Usually at the time I drive home NPR has on The Environment Report, which is produced by Michigan Public Radio and so includes mostly stories involving environmental efforts in Michigan.  A while back there was an segment where, because of the players, there were no clear liberal good and bad guys.  It seems that there was a Hindu retreat center located along the banks of a popular trout stream somewhere in Northern Michigan.  They built themselves a meditation pond which of course is liberal good but were being sued by a Ducks Unlimited, a Michigan hunting and fishing organization, which should be liberal bad because they promote gun use except that here their cause was liberal good because the mediation pond needed to be flushed from time to time and the resulting silt destroyed hatching areas for the trout downstream.  Mind you, the Hindu's right to their pond was equal to the fishes right to reproduce but some bad karma led to the unfortunate but necessary lawsuit.  Conflict can be funny.

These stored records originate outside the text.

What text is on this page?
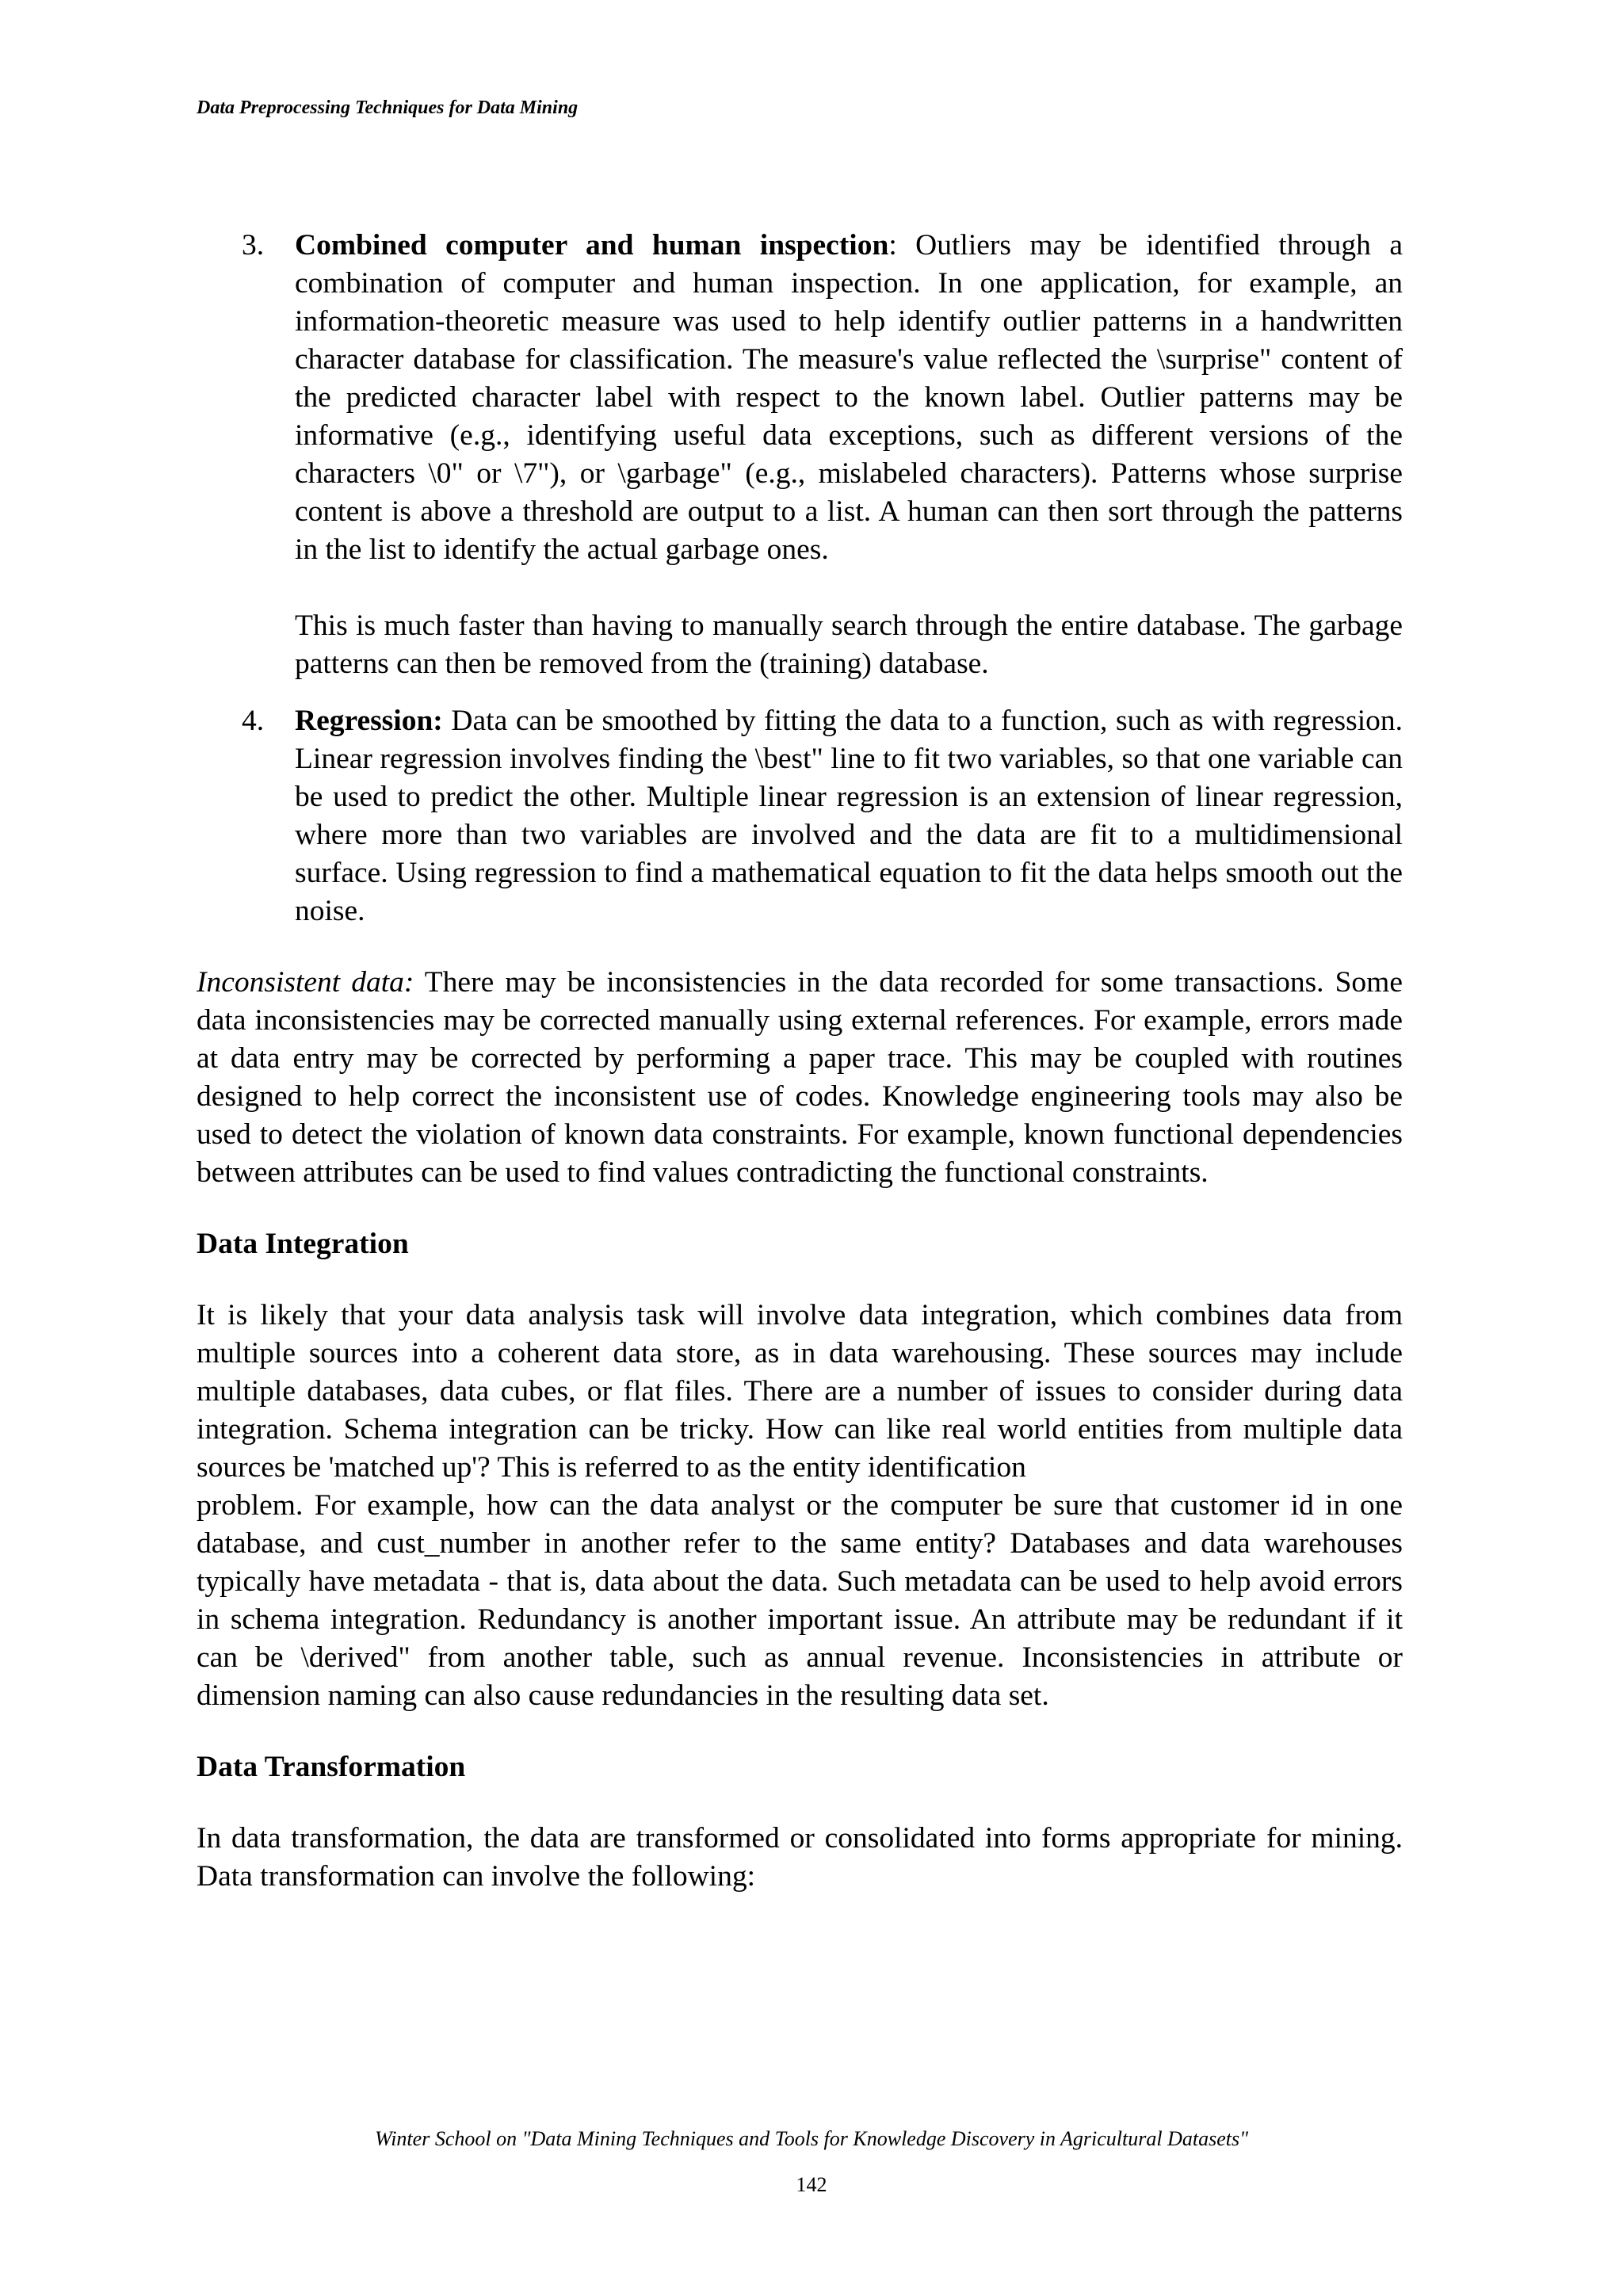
Data Preprocessing Techniques for Data Mining
3. Combined computer and human inspection: Outliers may be identified through a combination of computer and human inspection. In one application, for example, an information-theoretic measure was used to help identify outlier patterns in a handwritten character database for classification. The measure's value reflected the \surprise" content of the predicted character label with respect to the known label. Outlier patterns may be informative (e.g., identifying useful data exceptions, such as different versions of the characters \0" or \7"), or \garbage" (e.g., mislabeled characters). Patterns whose surprise content is above a threshold are output to a list. A human can then sort through the patterns in the list to identify the actual garbage ones.

This is much faster than having to manually search through the entire database. The garbage patterns can then be removed from the (training) database.

4. Regression: Data can be smoothed by fitting the data to a function, such as with regression. Linear regression involves finding the \best" line to fit two variables, so that one variable can be used to predict the other. Multiple linear regression is an extension of linear regression, where more than two variables are involved and the data are fit to a multidimensional surface. Using regression to find a mathematical equation to fit the data helps smooth out the noise.

Inconsistent data: There may be inconsistencies in the data recorded for some transactions. Some data inconsistencies may be corrected manually using external references. For example, errors made at data entry may be corrected by performing a paper trace. This may be coupled with routines designed to help correct the inconsistent use of codes. Knowledge engineering tools may also be used to detect the violation of known data constraints. For example, known functional dependencies between attributes can be used to find values contradicting the functional constraints.

Data Integration

It is likely that your data analysis task will involve data integration, which combines data from multiple sources into a coherent data store, as in data warehousing. These sources may include multiple databases, data cubes, or flat files. There are a number of issues to consider during data integration. Schema integration can be tricky. How can like real world entities from multiple data sources be 'matched up'? This is referred to as the entity identification

problem. For example, how can the data analyst or the computer be sure that customer id in one database, and cust_number in another refer to the same entity? Databases and data warehouses typically have metadata - that is, data about the data. Such metadata can be used to help avoid errors in schema integration. Redundancy is another important issue. An attribute may be redundant if it can be \derived" from another table, such as annual revenue. Inconsistencies in attribute or dimension naming can also cause redundancies in the resulting data set.

Data Transformation

In data transformation, the data are transformed or consolidated into forms appropriate for mining. Data transformation can involve the following:

Winter School on "Data Mining Techniques and Tools for Knowledge Discovery in Agricultural Datasets"
142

I thought of this story last weekend when Jackie and I drove down to Tennessee to see our grand kids play a little soccer.  Jackie has just gotten over a cold and now I have it.  We are in a Courtyard by Marriott near Nashville, it is the middle of the night, the room is pitch black and I need to get up and go to the bathroom.  I swing my legs over to the floor but in my sickened condition I forget that my side of the bed is only about a foot away from the wall, which my forehead crashes into when I begin to stand up.  This results in a quarter size round bright red wound in the middle of my forehead.

The next morning after taking a shower I notice that Marriott hangs a pretty tag on the towel rack  It says that being a "green" company is very important to them so we must be sure to hang up any wet towels.  They provided no other explanation.  Perhaps our landfills are being clogged with mildewed towels from Marriott. I did as requested but am pretty sure they would not care for the round blood mark left on the wash towel.

That morning we go see Dafney play and then drive over to Knoxville for Brendan's first game.  To get to the field we drive a few miles of curving back country roads and just before we get to the soccer field, on the same side of the road, is a Hindu cultural center.  I looked in my rear view mirror to check out the red circle on my forehead, scanned the property to locate a meditation pond and thought that this was all too funny. There was a pond about a mile prior with several cows nearby but none here.

I set up my lawn chair, breathed in the fresh country mountain air, watch my grandson score a beautiful goal and forget for awhile that I am sick and wounded.  Ah, wonderful meditation!